If not tax increases, then what?  Instinctively the Tories might go for spending cuts; particularly those which disproportionately impact the poor.  However, in addition to the dampening effect on an already struggling economy, those types of spending cut would likely hand the so-called “red wall” seats, which gave the government its majority in 2019, back to the Labour Party.  This is because the obvious cuts – social security, health, policing and education – had already been made during the Cameron-Osborne years.  Political pressure today – including from the red wall Tories themselves – is for at least modest increases in spending here.  That leaves only the unpalatable option of cutting corporate welfare; although this too, would indirectly result in a wave of unemployment.

In the short-term at least, the path of least resistance points to even more government borrowing and currency creation in an attempt to kickstart another round of economic growth.  And so long as the government can convince the currency speculators that future taxpayers will eventually repay the debt with interest, they may just succeed.  After all, there are few safer (and more open to tax-evasion) places to invest your ill-gotten gains – Europe is a museum, China is a mafia operation and bitcoin is a money and energy sink.

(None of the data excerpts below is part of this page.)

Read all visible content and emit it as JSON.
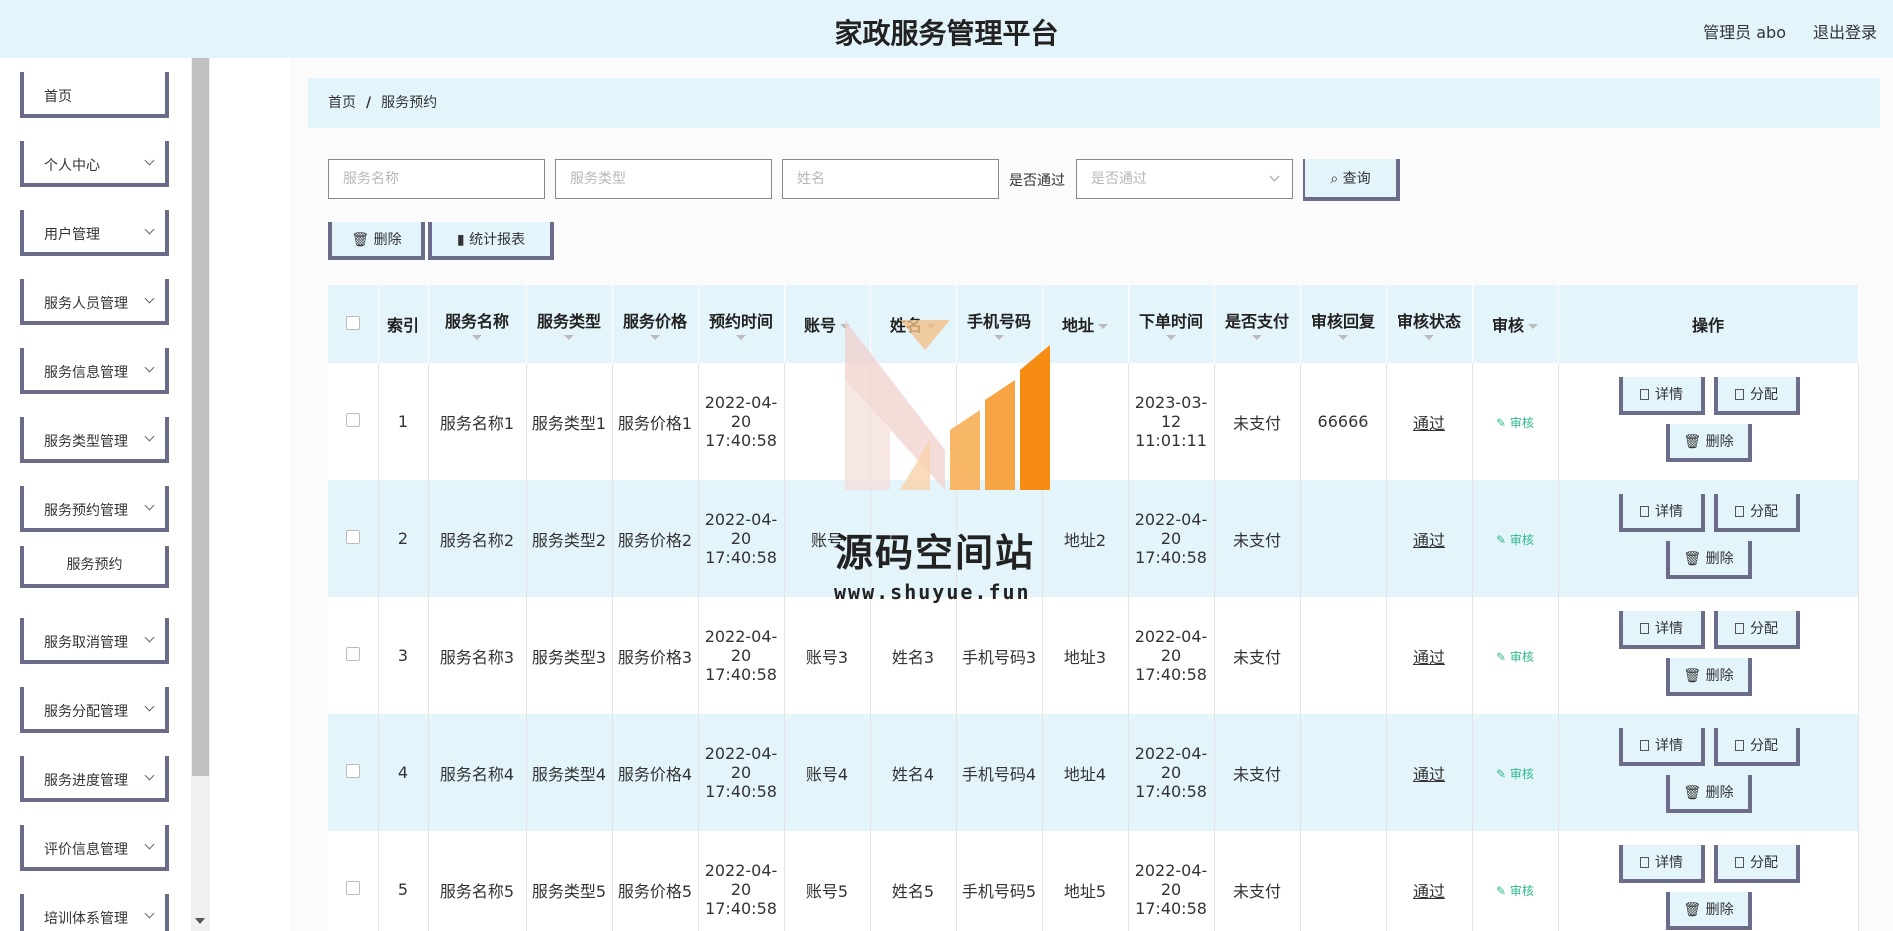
{
  "header": {
    "title": "家政服务管理平台",
    "admin": "管理员 abo",
    "logout": "退出登录"
  },
  "sidebar": {
    "items": [
      {
        "label": "首页"
      },
      {
        "label": "个人中心"
      },
      {
        "label": "用户管理"
      },
      {
        "label": "服务人员管理"
      },
      {
        "label": "服务信息管理"
      },
      {
        "label": "服务类型管理"
      },
      {
        "label": "服务预约管理"
      },
      {
        "label": "服务预约"
      },
      {
        "label": "服务取消管理"
      },
      {
        "label": "服务分配管理"
      },
      {
        "label": "服务进度管理"
      },
      {
        "label": "评价信息管理"
      },
      {
        "label": "培训体系管理"
      }
    ]
  },
  "breadcrumb": {
    "home": "首页",
    "sep": "/",
    "current": "服务预约"
  },
  "filter": {
    "service_name_placeholder": "服务名称",
    "service_type_placeholder": "服务类型",
    "name_placeholder": "姓名",
    "pass_label": "是否通过",
    "pass_placeholder": "是否通过",
    "query": "查询"
  },
  "toolbar": {
    "delete": "删除",
    "report": "统计报表"
  },
  "table": {
    "columns": [
      "索引",
      "服务名称",
      "服务类型",
      "服务价格",
      "预约时间",
      "账号",
      "姓名",
      "手机号码",
      "地址",
      "下单时间",
      "是否支付",
      "审核回复",
      "审核状态",
      "审核",
      "操作"
    ],
    "rows": [
      {
        "index": "1",
        "service_name": "服务名称1",
        "service_type": "服务类型1",
        "price": "服务价格1",
        "booking_time": "2022-04-20 17:40:58",
        "account": "",
        "name": "",
        "phone": "",
        "address": "",
        "order_time": "2023-03-12 11:01:11",
        "paid": "未支付",
        "reply": "66666",
        "status": "通过",
        "audit": "审核"
      },
      {
        "index": "2",
        "service_name": "服务名称2",
        "service_type": "服务类型2",
        "price": "服务价格2",
        "booking_time": "2022-04-20 17:40:58",
        "account": "账号",
        "name": "",
        "phone": "",
        "address": "地址2",
        "order_time": "2022-04-20 17:40:58",
        "paid": "未支付",
        "reply": "",
        "status": "通过",
        "audit": "审核"
      },
      {
        "index": "3",
        "service_name": "服务名称3",
        "service_type": "服务类型3",
        "price": "服务价格3",
        "booking_time": "2022-04-20 17:40:58",
        "account": "账号3",
        "name": "姓名3",
        "phone": "手机号码3",
        "address": "地址3",
        "order_time": "2022-04-20 17:40:58",
        "paid": "未支付",
        "reply": "",
        "status": "通过",
        "audit": "审核"
      },
      {
        "index": "4",
        "service_name": "服务名称4",
        "service_type": "服务类型4",
        "price": "服务价格4",
        "booking_time": "2022-04-20 17:40:58",
        "account": "账号4",
        "name": "姓名4",
        "phone": "手机号码4",
        "address": "地址4",
        "order_time": "2022-04-20 17:40:58",
        "paid": "未支付",
        "reply": "",
        "status": "通过",
        "audit": "审核"
      },
      {
        "index": "5",
        "service_name": "服务名称5",
        "service_type": "服务类型5",
        "price": "服务价格5",
        "booking_time": "2022-04-20 17:40:58",
        "account": "账号5",
        "name": "姓名5",
        "phone": "手机号码5",
        "address": "地址5",
        "order_time": "2022-04-20 17:40:58",
        "paid": "未支付",
        "reply": "",
        "status": "通过",
        "audit": "审核"
      }
    ],
    "ops": {
      "detail": "详情",
      "assign": "分配",
      "delete": "删除"
    }
  },
  "watermark": {
    "text": "源码空间站",
    "url": "www.shuyue.fun"
  },
  "colors": {
    "accent": "#e3f4fb",
    "border": "#6b6b8a",
    "audit": "#2fb98d"
  }
}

In any case – at least for now – the government doesn’t have to concern itself with the long-term.  A borrowing-based, post-pandemic give-away budget with lots of public investment on a raft of shovel-ready projects – particularly in key marginal seats – in 2022, followed by a snap early election in 2023, should be enough for the government to hold onto its majority and possibly even take seats from the opposition.

It will be in the next parliament that the true cost of the response to the pandemic will have to be faced.  And it is far from clear that there will be a route that leads anywhere other than to a stagflationary decline.